Es ist eine Klebefixierung die sich vollkommen rückstandsfrei wieder entfernen lässt. Der gummiartige Film schützt das ZF vor Vibration und verhindert ein „Wandern“ des ZFs in der Montage.
Optic-Mount-Sealant ist kein Kleber im herkömmlichen Sinne, sondern flüssiges Gummi auf der Basis von Kautschuk und Silikon, welches speziell für die Verklebung zwischen den Montageringen und der Optik entwickelt wurde. Das Gummi vulkanisiert innerhalb von 24 Stunden aus und hält die Optik dadurch rutsch- und vibrationshemmend fest.
Wir kennen auch Kunden die ab Cal .308 ihr ZF immer verkleben, um ein Wandern des Zielfernrohres auszuschließen. Hier wird ein Tropfen Uhu Endfest 300 auf die Innenseite der Ringschalen geben, um ein Wandern des Zielfernrohrs zu vermeiden. Das macht die ganze Montage noch sicherer, wird sich jedoch bei Demontage ggf. nicht ganz rückstandsfrei vom Zielfernrohr entfernen lassen.

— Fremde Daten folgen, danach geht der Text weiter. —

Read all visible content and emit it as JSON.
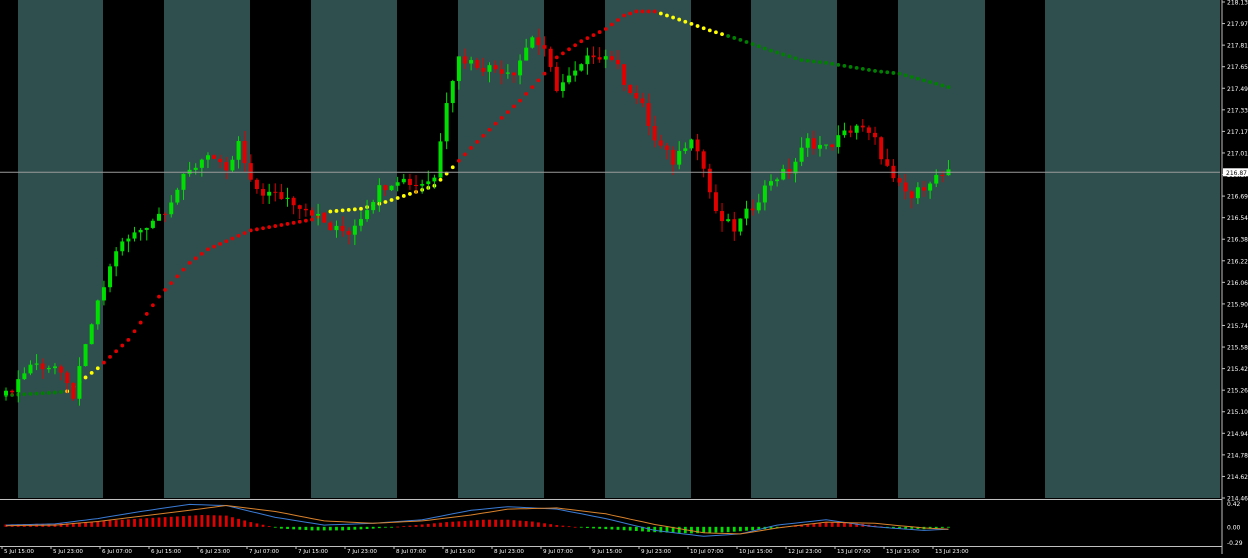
{
  "colors": {
    "background": "#000000",
    "session_band": "#2f4f4f",
    "bull_candle": "#00e000",
    "bear_candle": "#e00000",
    "ma_up": "#e00000",
    "ma_neutral": "#ffff00",
    "ma_down": "#008000",
    "hist_pos": "#e00000",
    "hist_neg": "#00e000",
    "osc_line_1": "#3a7bd5",
    "osc_line_2": "#d9822b",
    "axis_text": "#ffffff",
    "price_line": "#9a9a9a"
  },
  "current_price_label": "216.87",
  "chart_data": [
    {
      "type": "candlestick",
      "title": "",
      "ylim": [
        214.46,
        218.13
      ],
      "y_ticks": [
        "218.13",
        "217.97",
        "217.81",
        "217.65",
        "217.49",
        "217.33",
        "217.17",
        "217.01",
        "216.87",
        "216.69",
        "216.54",
        "216.38",
        "216.22",
        "216.06",
        "215.90",
        "215.74",
        "215.58",
        "215.42",
        "215.26",
        "215.10",
        "214.94",
        "214.78",
        "214.62",
        "214.46"
      ],
      "x_ticks": [
        "5 Jul 15:00",
        "5 Jul 23:00",
        "6 Jul 07:00",
        "6 Jul 15:00",
        "6 Jul 23:00",
        "7 Jul 07:00",
        "7 Jul 15:00",
        "7 Jul 23:00",
        "8 Jul 07:00",
        "8 Jul 15:00",
        "8 Jul 23:00",
        "9 Jul 07:00",
        "9 Jul 15:00",
        "9 Jul 23:00",
        "10 Jul 07:00",
        "10 Jul 15:00",
        "12 Jul 23:00",
        "13 Jul 07:00",
        "13 Jul 15:00",
        "13 Jul 23:00"
      ],
      "current_price": 216.87,
      "close_path": [
        [
          0,
          215.22
        ],
        [
          4,
          215.45
        ],
        [
          8,
          215.43
        ],
        [
          9,
          215.35
        ],
        [
          11,
          215.22
        ],
        [
          14,
          215.75
        ],
        [
          18,
          216.3
        ],
        [
          22,
          216.45
        ],
        [
          26,
          216.6
        ],
        [
          29,
          216.82
        ],
        [
          33,
          217.02
        ],
        [
          36,
          216.85
        ],
        [
          38,
          217.08
        ],
        [
          40,
          216.78
        ],
        [
          42,
          216.72
        ],
        [
          46,
          216.68
        ],
        [
          50,
          216.58
        ],
        [
          53,
          216.45
        ],
        [
          56,
          216.43
        ],
        [
          58,
          216.55
        ],
        [
          61,
          216.75
        ],
        [
          64,
          216.83
        ],
        [
          67,
          216.78
        ],
        [
          70,
          216.83
        ],
        [
          72,
          217.42
        ],
        [
          74,
          217.72
        ],
        [
          78,
          217.65
        ],
        [
          83,
          217.62
        ],
        [
          86,
          217.88
        ],
        [
          88,
          217.75
        ],
        [
          90,
          217.5
        ],
        [
          93,
          217.6
        ],
        [
          96,
          217.75
        ],
        [
          99,
          217.72
        ],
        [
          101,
          217.55
        ],
        [
          104,
          217.35
        ],
        [
          106,
          217.1
        ],
        [
          109,
          216.95
        ],
        [
          112,
          217.15
        ],
        [
          114,
          216.9
        ],
        [
          116,
          216.55
        ],
        [
          119,
          216.45
        ],
        [
          122,
          216.62
        ],
        [
          125,
          216.82
        ],
        [
          128,
          216.88
        ],
        [
          131,
          217.1
        ],
        [
          134,
          217.05
        ],
        [
          136,
          217.12
        ],
        [
          139,
          217.22
        ],
        [
          142,
          217.1
        ],
        [
          145,
          216.8
        ],
        [
          148,
          216.68
        ],
        [
          151,
          216.82
        ],
        [
          154,
          216.86
        ]
      ],
      "moving_average_path": [
        [
          0,
          215.22
        ],
        [
          8,
          215.24
        ],
        [
          10,
          215.25
        ],
        [
          15,
          215.42
        ],
        [
          20,
          215.63
        ],
        [
          25,
          215.95
        ],
        [
          30,
          216.2
        ],
        [
          33,
          216.3
        ],
        [
          36,
          216.36
        ],
        [
          40,
          216.44
        ],
        [
          45,
          216.48
        ],
        [
          50,
          216.52
        ],
        [
          53,
          216.58
        ],
        [
          58,
          216.6
        ],
        [
          62,
          216.65
        ],
        [
          66,
          216.71
        ],
        [
          70,
          216.77
        ],
        [
          72,
          216.86
        ],
        [
          76,
          217.05
        ],
        [
          80,
          217.23
        ],
        [
          84,
          217.4
        ],
        [
          88,
          217.6
        ],
        [
          90,
          217.72
        ],
        [
          94,
          217.84
        ],
        [
          98,
          217.93
        ],
        [
          101,
          218.03
        ],
        [
          103,
          218.06
        ],
        [
          106,
          218.06
        ],
        [
          110,
          218.0
        ],
        [
          115,
          217.92
        ],
        [
          120,
          217.85
        ],
        [
          125,
          217.77
        ],
        [
          130,
          217.7
        ],
        [
          134,
          217.68
        ],
        [
          138,
          217.65
        ],
        [
          142,
          217.62
        ],
        [
          146,
          217.6
        ],
        [
          150,
          217.55
        ],
        [
          154,
          217.5
        ]
      ],
      "ma_segment_colors": [
        {
          "from": 0,
          "to": 9,
          "color": "green"
        },
        {
          "from": 10,
          "to": 15,
          "color": "yellow"
        },
        {
          "from": 16,
          "to": 52,
          "color": "red"
        },
        {
          "from": 53,
          "to": 73,
          "color": "yellow"
        },
        {
          "from": 74,
          "to": 106,
          "color": "red"
        },
        {
          "from": 107,
          "to": 117,
          "color": "yellow"
        },
        {
          "from": 118,
          "to": 154,
          "color": "green"
        }
      ]
    },
    {
      "type": "histogram",
      "title": "",
      "ylim": [
        -0.29,
        0.42
      ],
      "y_ticks": [
        "0.42",
        "0.00",
        "-0.29"
      ],
      "histogram_path": [
        [
          0,
          0.04
        ],
        [
          5,
          0.05
        ],
        [
          10,
          0.06
        ],
        [
          16,
          0.1
        ],
        [
          22,
          0.14
        ],
        [
          27,
          0.17
        ],
        [
          32,
          0.2
        ],
        [
          36,
          0.19
        ],
        [
          40,
          0.08
        ],
        [
          45,
          -0.03
        ],
        [
          50,
          -0.06
        ],
        [
          55,
          -0.06
        ],
        [
          60,
          -0.03
        ],
        [
          66,
          0.02
        ],
        [
          72,
          0.08
        ],
        [
          78,
          0.12
        ],
        [
          82,
          0.12
        ],
        [
          86,
          0.09
        ],
        [
          90,
          0.03
        ],
        [
          95,
          -0.02
        ],
        [
          100,
          -0.05
        ],
        [
          106,
          -0.09
        ],
        [
          112,
          -0.11
        ],
        [
          118,
          -0.09
        ],
        [
          124,
          -0.04
        ],
        [
          130,
          0.04
        ],
        [
          135,
          0.08
        ],
        [
          140,
          0.05
        ],
        [
          145,
          -0.02
        ],
        [
          150,
          -0.04
        ],
        [
          154,
          -0.01
        ]
      ],
      "signal_line_1_path": [
        [
          0,
          0.03
        ],
        [
          8,
          0.05
        ],
        [
          15,
          0.14
        ],
        [
          22,
          0.26
        ],
        [
          30,
          0.38
        ],
        [
          36,
          0.36
        ],
        [
          44,
          0.16
        ],
        [
          52,
          0.03
        ],
        [
          60,
          0.06
        ],
        [
          68,
          0.12
        ],
        [
          76,
          0.28
        ],
        [
          82,
          0.34
        ],
        [
          90,
          0.3
        ],
        [
          98,
          0.14
        ],
        [
          106,
          -0.06
        ],
        [
          114,
          -0.16
        ],
        [
          120,
          -0.12
        ],
        [
          126,
          0.03
        ],
        [
          134,
          0.12
        ],
        [
          142,
          0.0
        ],
        [
          150,
          -0.06
        ],
        [
          154,
          -0.04
        ]
      ],
      "signal_line_2_path": [
        [
          0,
          0.02
        ],
        [
          8,
          0.03
        ],
        [
          15,
          0.09
        ],
        [
          22,
          0.18
        ],
        [
          30,
          0.28
        ],
        [
          36,
          0.36
        ],
        [
          44,
          0.26
        ],
        [
          52,
          0.1
        ],
        [
          60,
          0.06
        ],
        [
          68,
          0.1
        ],
        [
          76,
          0.2
        ],
        [
          82,
          0.3
        ],
        [
          90,
          0.32
        ],
        [
          98,
          0.22
        ],
        [
          106,
          0.04
        ],
        [
          114,
          -0.1
        ],
        [
          120,
          -0.12
        ],
        [
          126,
          -0.02
        ],
        [
          134,
          0.08
        ],
        [
          142,
          0.06
        ],
        [
          150,
          -0.02
        ],
        [
          154,
          -0.04
        ]
      ]
    }
  ]
}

Abschließend sollten die Schrauben der Montage mit der Rifle Doc Sicherung für Ringmontage fixiert werden.
Die Sicherung für Zielfernrohrmontage von Rifle Doc hat die Eigenschaften Niedrigfest & Niedrigviskos.
Die Schraubverbindung wird vor Korrosion geschützt und die langfristige Vorspannkraft der Schrauben gegen Vibration schussfest gesichert.
Demontierbar. Am besten partiell erwärmen um das Aufbrechen des Klebesiegels zu erleichtern.